Welcome to the May 2022 Corona Energy Industry Newsletter.

Welcome to the Corona Energy Industry Newsletter.

At Corona Energy we believe in putting the Customer first.  We use our position as one of the largest non-domestic energy suppliers in the UK to voice your needs, views and concerns at key regulatory meetings. This can involve lobbying Ofgem, The Department for Business, Energy and Industrial Strategy (BEIS) and other regulatory bodies and industry parties to ensure you are represented and treated fairly.

As part of our service to you, this monthly newsletter will keep you informed of the latest developments in the world of energy regulation in a way that is informative, easy to read and useful to our Customers.

Monthly Roundup

What has been going on in the last few weeks?

Gas and Electricity

  • Ofgem’s Microbusiness Strategic Review and the Alternative Dispute Resolution (ADR) Service: Following on from the announcement of policy outcomes of  Ofgem’s Microbusiness Strategic Review, work has continued on the ADR Scheme. The energy Ombudsman has opened registration for its ADR Scheme on 26 April 2022. As the new Supply License Conditions apply to a wide range of Third Parties, we would suggest that both our Broker and Framework partners assess whether the new conditions apply to them. Further details on the scheme can be found here.


  • Corona Energy Sponsored UIG Modifications: Following approval at the October UNC Panel meeting, Corona Energy’s Modifications 0781R – Review of the Unidentified Gas process is drawing to a close, with the Work Group Report due for consideration at the June UNC Panel meeting. There was general Work Group consensus that a ‘vanilla smear’ approach to UIG would be preferable, with a set UIG value being applied evenly to all meters uniformly – removing volatility and commercial challenges to the Allocation of Unidentified Gas Expert (AUGE) allocation table annually. This approach will save money as an AUGE would not be required, and will create more transparent and easy to understand  methodology. We are expecting a UNC Modification to be raised to introduce this UIG approach following the publication of the Work Group Report.

The Switching Programme: Revisited

We provided an overview of Ofgem’s Switching Programme in our September 2019 Newsletter, and with the upcoming implementation of the programme we thought it prudent to revisit these ambitious changes to the Change of Supplier process.

The Switching Programme is the name of the Ofgem-lead project seeking to reduce the timescale for Change of Supplier events. This is a large-scale project that will fundamentally change the key infrastructure of the UK Energy Market and increase the speed of switching to a different energy Supplier.

What does this mean?

The Switching Programme’s changes are going live in July 2022, and during the implementation period (otherwise known as the ‘Cutover period’) some Change of Supplier processes will be interrupted. If you are due to be changing supplier over this period, we will have been in touch to let you know that there will be a slight delay. Most of the changes which make up the Switching Programme are ‘behind the scenes’, so there will likely be little impact to our end-user Customers.

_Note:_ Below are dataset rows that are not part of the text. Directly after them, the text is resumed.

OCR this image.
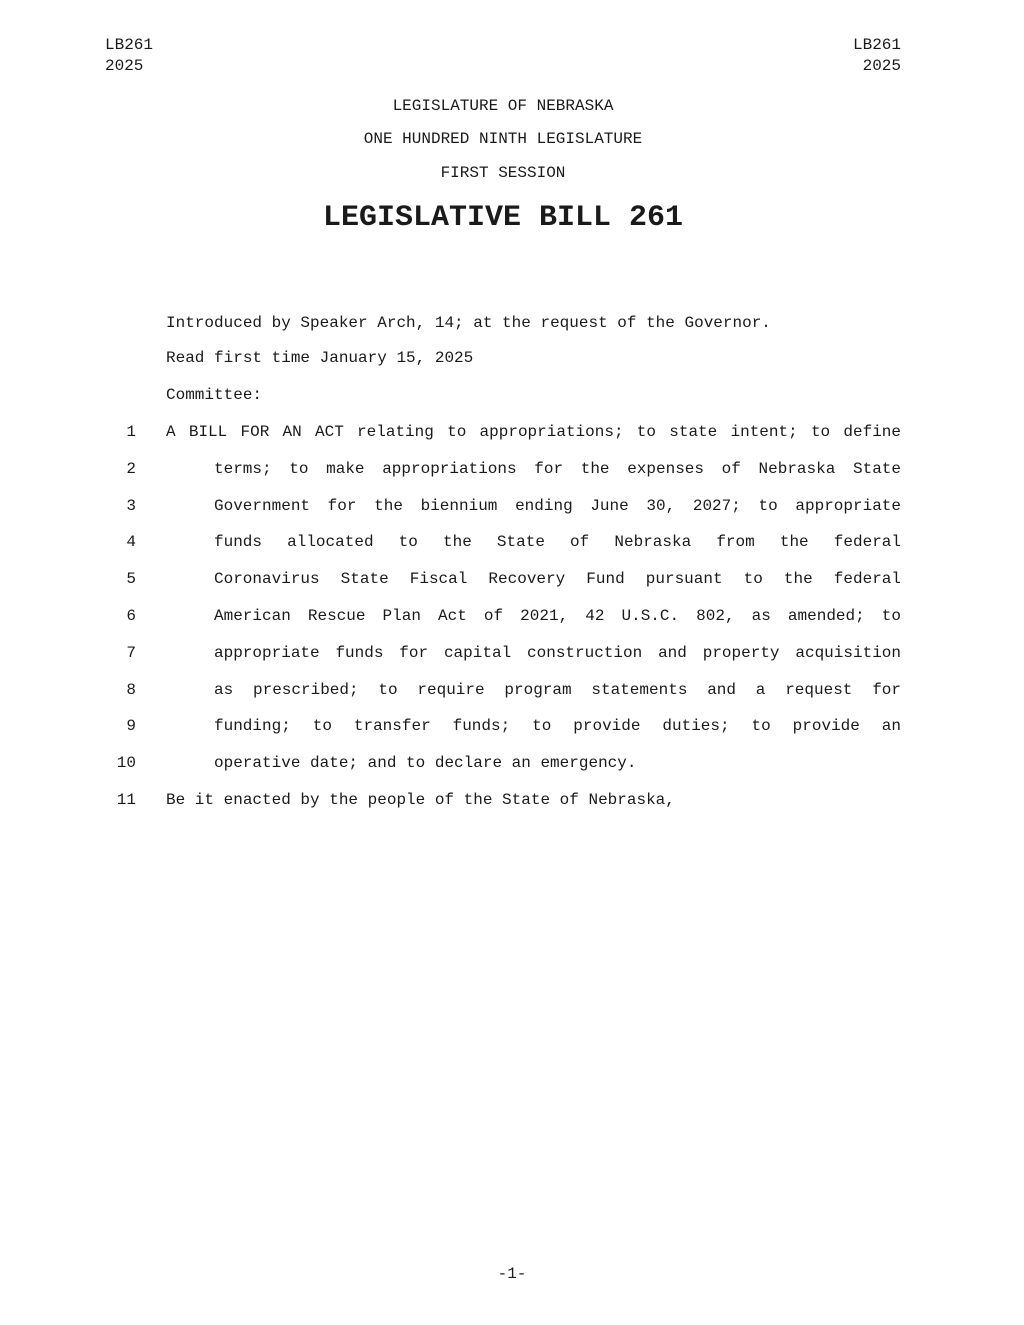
LB261
2025
LB261
2025
LEGISLATURE OF NEBRASKA
ONE HUNDRED NINTH LEGISLATURE
FIRST SESSION
LEGISLATIVE BILL 261
Introduced by Speaker Arch, 14; at the request of the Governor.
Read first time January 15, 2025
Committee:
1 A BILL FOR AN ACT relating to appropriations; to state intent; to define
2	terms; to make appropriations for the expenses of Nebraska State
3	Government for the biennium ending June 30, 2027; to appropriate
4	funds allocated to the State of Nebraska from the federal
5	Coronavirus State Fiscal Recovery Fund pursuant to the federal
6	American Rescue Plan Act of 2021, 42 U.S.C. 802, as amended; to
7	appropriate funds for capital construction and property acquisition
8	as prescribed; to require program statements and a request for
9	funding; to transfer funds; to provide duties; to provide an
10	operative date; and to declare an emergency.
11 Be it enacted by the people of the State of Nebraska,
-1-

As noted in our September 2019 Newsletter, due to the nature of the non-Domestic energy market we aren’t expecting to see many impacts as a result of the Switching Programme as the use of fixed-term contracts means that Change of Supplier events are planned much further in advance when compared to the Domestic energy market. However, if you have any questions on the Switching Programme, please get in touch.

Energy Regulation Horizon for 2022/2023

As you may be aware, 2022/2023 is set to be another year of major reform in the world of energy. We have compiled the Top 4 items to watch out for this year.

  1. Market-Wide Half Hourly Settlement
    This industry project run by Elexon and Ofgem seeks to utilise the output of smart metering (half-hourly consumption data) to input more accurate data into Settlements in order to reduce reliance on forecasting. The estimated benefit of this project is c.£1.5-£4.5bn. The implementation of Market-Wide Half Hourly Settlement is expected in late 2024.
  2. Code Governance Reform
    The framework of the UK’s Energy rulebooks, called Industry Codes, is currently going through huge reform with the development of the Retail Energy Code (REC). The REC seeks to take complex industry processes from various industry codes and bring them together into a single, dual fuel code. This will make a more transparent repository of these key processes.  In this reform, it is likely that Supplier obligations will change which might have an impact on our Customers. We will keep you informed if this is the case.
  3. Ofgem’s Targeted Charging Review (TCR)
    Ofgem are currently undertaking a Targeted Charging Review. This looks at how Networks apply their charging methodologies. The review relates to the complex world of Network charging arrangements that are passed through to consumers via their Supplier. Tariffs and groupings have now been finalised by the networks and we will keep you updated of the changes when these are implemented.
  4. Demand and Microgeneration Management
    Demand Side Response (DSR) and peer-to-peer trading means that we are heading towards a world where you can purchase your energy from your peers. These are people in your local area of the grid who are generating energy with small turbines or solar panels. Currently, theexisting networks and associated regulations in the UK need to be updated to align with new technology and innovation but it is interesting to see what opportunities could be used in the future. If you are interested in DSR, we have articles on Battery Storage and the future of the network on our website.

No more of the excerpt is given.